Monday, June 13, 2011

Week 4: Aw, Phuket

This is going to be a quick one, folks. You see that link near the top of the page informing you that this here blog is one of the best Bachelor blogs? That's right, mo-fo. It was named one of the 50 best Bachelor blogs by Christian Counseling Degree dot org so I'm coasting now. Just calling it in...

Actually, I was more surprised that there are at least 50 blogs devoted to this ridiculous show we all love/hate. How proud can I be of that? If anything, it just got me thinking I'm lost in a sea of Bachelor-related nonsense and I should find a show that nobody likes to blog about.
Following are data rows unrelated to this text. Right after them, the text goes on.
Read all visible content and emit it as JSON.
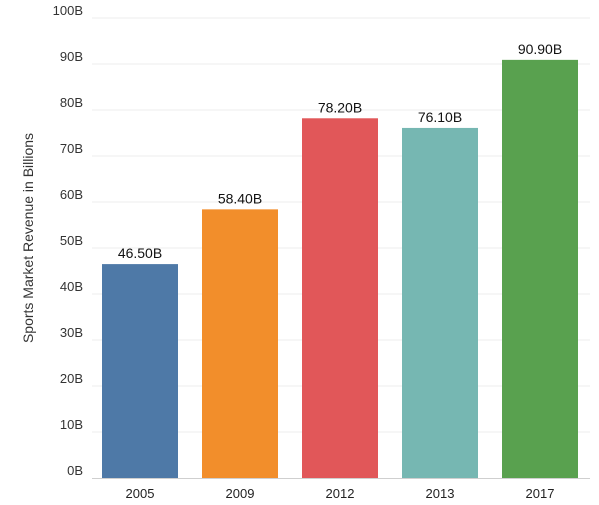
{
  "chart_data": {
    "type": "bar",
    "categories": [
      "2005",
      "2009",
      "2012",
      "2013",
      "2017"
    ],
    "values": [
      46.5,
      58.4,
      78.2,
      76.1,
      90.9
    ],
    "data_labels": [
      "46.50B",
      "58.40B",
      "78.20B",
      "76.10B",
      "90.90B"
    ],
    "colors": [
      "#4e79a7",
      "#f28e2b",
      "#e15759",
      "#76b7b2",
      "#59a14f"
    ],
    "ylabel": "Sports Market Revenue in Billions",
    "ylim": [
      0,
      100
    ],
    "y_ticks": [
      0,
      10,
      20,
      30,
      40,
      50,
      60,
      70,
      80,
      90,
      100
    ],
    "y_tick_labels": [
      "0B",
      "10B",
      "20B",
      "30B",
      "40B",
      "50B",
      "60B",
      "70B",
      "80B",
      "90B",
      "100B"
    ],
    "grid": true,
    "legend": false
  }
}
At least that way I'd stand out.

But if you can't get enough and want to read still more opinions on the show, follow the link above that says Best "The Bachelor" Blogs and it'll lead you to a treasure trove of sites.

But no, I'm not coasting, not calling it in. The truth is that my wife and I played a drinking game this episode. Every time Ashley said the name "Bentley", we had to take a drink. I'm hammered. Fifteen minutes in I passed out.
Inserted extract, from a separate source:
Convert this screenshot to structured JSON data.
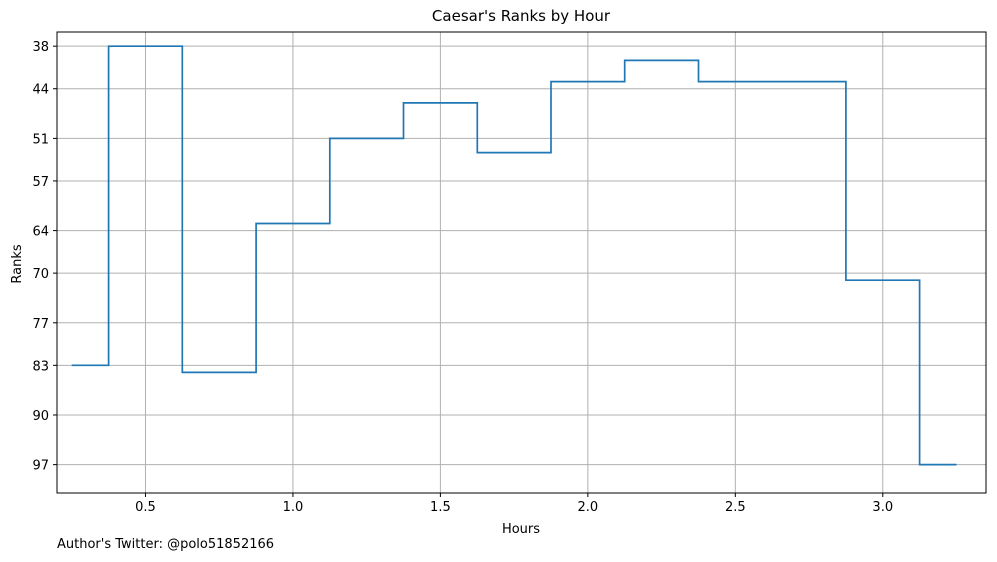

Okay, that's not true, either (although it's a great idea, I think you'll agree). Truth is I was packing up for my first trip to Las Vegas while the show was on. I leave in the morning. So the details are sketchy. Thankfully the episode was not all that riveting, what with Ashley still smarting over Bentley. And did you catch next week's highlights? Are we to believe Bentley is the guy who returned to see her? Or are they just leading us on? If it's him, I hope for both her sake and his that he comes clean and doesn't try to mess with her head again. She's fra-gee-lay. (Who saw A Christmas Story?)
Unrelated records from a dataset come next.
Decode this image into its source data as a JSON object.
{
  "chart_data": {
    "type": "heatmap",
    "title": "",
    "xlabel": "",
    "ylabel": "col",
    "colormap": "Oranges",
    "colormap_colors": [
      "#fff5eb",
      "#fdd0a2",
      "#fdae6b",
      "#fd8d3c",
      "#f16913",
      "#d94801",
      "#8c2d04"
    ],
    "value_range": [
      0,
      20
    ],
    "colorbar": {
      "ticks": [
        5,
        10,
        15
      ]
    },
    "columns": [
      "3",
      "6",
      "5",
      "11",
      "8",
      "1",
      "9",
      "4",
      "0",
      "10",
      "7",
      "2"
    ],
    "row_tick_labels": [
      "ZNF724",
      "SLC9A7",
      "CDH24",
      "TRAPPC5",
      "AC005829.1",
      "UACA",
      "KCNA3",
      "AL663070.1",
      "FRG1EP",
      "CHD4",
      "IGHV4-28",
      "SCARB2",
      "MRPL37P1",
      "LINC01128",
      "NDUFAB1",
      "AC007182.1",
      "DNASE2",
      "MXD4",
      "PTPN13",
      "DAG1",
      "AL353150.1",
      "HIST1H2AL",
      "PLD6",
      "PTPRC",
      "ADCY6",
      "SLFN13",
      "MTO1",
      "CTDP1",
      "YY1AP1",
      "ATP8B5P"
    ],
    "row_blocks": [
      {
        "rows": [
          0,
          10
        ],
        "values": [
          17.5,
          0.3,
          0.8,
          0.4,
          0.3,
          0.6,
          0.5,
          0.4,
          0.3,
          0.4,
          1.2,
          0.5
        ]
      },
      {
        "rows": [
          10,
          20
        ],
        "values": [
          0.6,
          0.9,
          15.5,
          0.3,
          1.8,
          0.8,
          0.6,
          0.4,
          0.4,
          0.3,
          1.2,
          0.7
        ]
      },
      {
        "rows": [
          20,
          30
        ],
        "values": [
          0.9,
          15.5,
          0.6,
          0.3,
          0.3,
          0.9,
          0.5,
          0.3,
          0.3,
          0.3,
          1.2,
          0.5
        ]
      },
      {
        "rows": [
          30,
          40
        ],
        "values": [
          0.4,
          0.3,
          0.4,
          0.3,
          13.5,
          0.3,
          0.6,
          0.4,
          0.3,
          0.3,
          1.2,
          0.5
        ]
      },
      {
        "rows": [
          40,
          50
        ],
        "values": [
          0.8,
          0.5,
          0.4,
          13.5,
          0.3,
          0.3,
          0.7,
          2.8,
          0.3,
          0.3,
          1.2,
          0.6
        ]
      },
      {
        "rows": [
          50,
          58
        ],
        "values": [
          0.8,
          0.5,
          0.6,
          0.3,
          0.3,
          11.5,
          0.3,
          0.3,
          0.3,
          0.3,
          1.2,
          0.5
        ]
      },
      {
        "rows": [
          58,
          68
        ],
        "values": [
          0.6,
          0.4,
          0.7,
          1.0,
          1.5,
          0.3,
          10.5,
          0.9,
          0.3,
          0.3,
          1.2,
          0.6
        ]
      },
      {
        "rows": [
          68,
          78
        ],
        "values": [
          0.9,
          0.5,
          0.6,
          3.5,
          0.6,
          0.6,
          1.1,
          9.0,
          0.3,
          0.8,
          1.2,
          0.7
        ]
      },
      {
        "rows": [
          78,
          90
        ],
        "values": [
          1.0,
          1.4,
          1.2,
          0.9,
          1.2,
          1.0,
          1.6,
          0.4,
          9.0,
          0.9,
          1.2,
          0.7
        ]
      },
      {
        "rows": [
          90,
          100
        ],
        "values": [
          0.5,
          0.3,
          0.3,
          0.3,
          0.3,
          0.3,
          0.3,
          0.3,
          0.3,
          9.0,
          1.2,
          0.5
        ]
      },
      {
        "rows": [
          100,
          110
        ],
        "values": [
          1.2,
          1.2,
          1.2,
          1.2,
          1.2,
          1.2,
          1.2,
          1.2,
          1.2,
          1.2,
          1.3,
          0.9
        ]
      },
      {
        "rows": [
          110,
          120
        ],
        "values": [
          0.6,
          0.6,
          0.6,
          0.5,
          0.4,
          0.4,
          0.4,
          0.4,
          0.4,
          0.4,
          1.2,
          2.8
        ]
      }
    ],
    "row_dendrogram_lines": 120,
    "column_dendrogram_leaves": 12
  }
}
I didn't have an opinion on the Greek god Constantine before. But after the date, I give him a thumbs up. Seems like a decent dude. I didn't like that old Thai guy telling the young couple that in a long-term relationship, the man shouldn't try to win an argument. That's just crazy talk! Maybe the rules for love are different in Thailand. You're in it to win it, old man!

Speaking of Thailand, it looked beautiful but I doubt their tourism bureau was too thrilled. What do we take away from the place? Torrential rainfall is a way of life there. This coming from a guy who lives in Vancouver, where we're no strangers to liquid sunshine.

What's all this resentment over Ryan? I really got the sense the producers created this. Everyone was getting along too well and they had to create some drama now that Bentley's gone so they choose the nicest guy in the house. Their beef? He's too peppy, too positive, has a zest for life. That might be a hard sell, Blake. Good luck with it, though.

Ashley said JP was the best kisser by far. And she digs his shaved head look. That maybe gives a guy like me a boost, but really? I thought he looked sickly.

In every season of the Bachelorette there's one guy who the woman describes as hilarious who shows no outward sign of being even remotely funny. And in every season there's one guy who seems a little less... how shall I put this?... interested in girls than the others. This season, those two archetypes are housed in one body: Ames. He seems like a good guy, a worldly guy, a smart guy, but... But I don't know. First off, he looks a little... different. And, hey, please don't think I'm pulling a Tracy Morgan here. Just making an observation. Most of the guys are studly man's man kind of dudes. Second, he's been to Thailand a few times... alone. Again, just saying. Third, he never identified the sex of his former lover. He said he met somebody in a shoe store and never once used the feminine pronoun. Oh, sure, it's all circumstantial, but it's fun to play these games. What else do we have? Okay, there's the drinking game. Maybe next week.

Ashley called an audible, saying she only wanted to send home one lucky bachelor this week instead of two. Chris Harrison, pretending to be the one who could okay such a move, said he was fine with that. So poor widowed West was meted out more heartbreak and sent home. Eleven others got to move forward. Of those eleven, 5.5 are okay by me:
1. Constantine
2. Ryan
3. JP
4. William
5. Ben C.
1/2 Ben F.
Ben F. only gets half a thumb because he's jumping into the anti-Ryan camp. So the jury's out on him.

As for the others, Mickey is an unknown quantity but he looks weird. Lucas is dull, Nick has highlights in his hair, Blake is insecure, and Ames is Ames.

That's it. Don't worry, I'll be back home before the next episode airs. But meanwhile, gotta finish packing.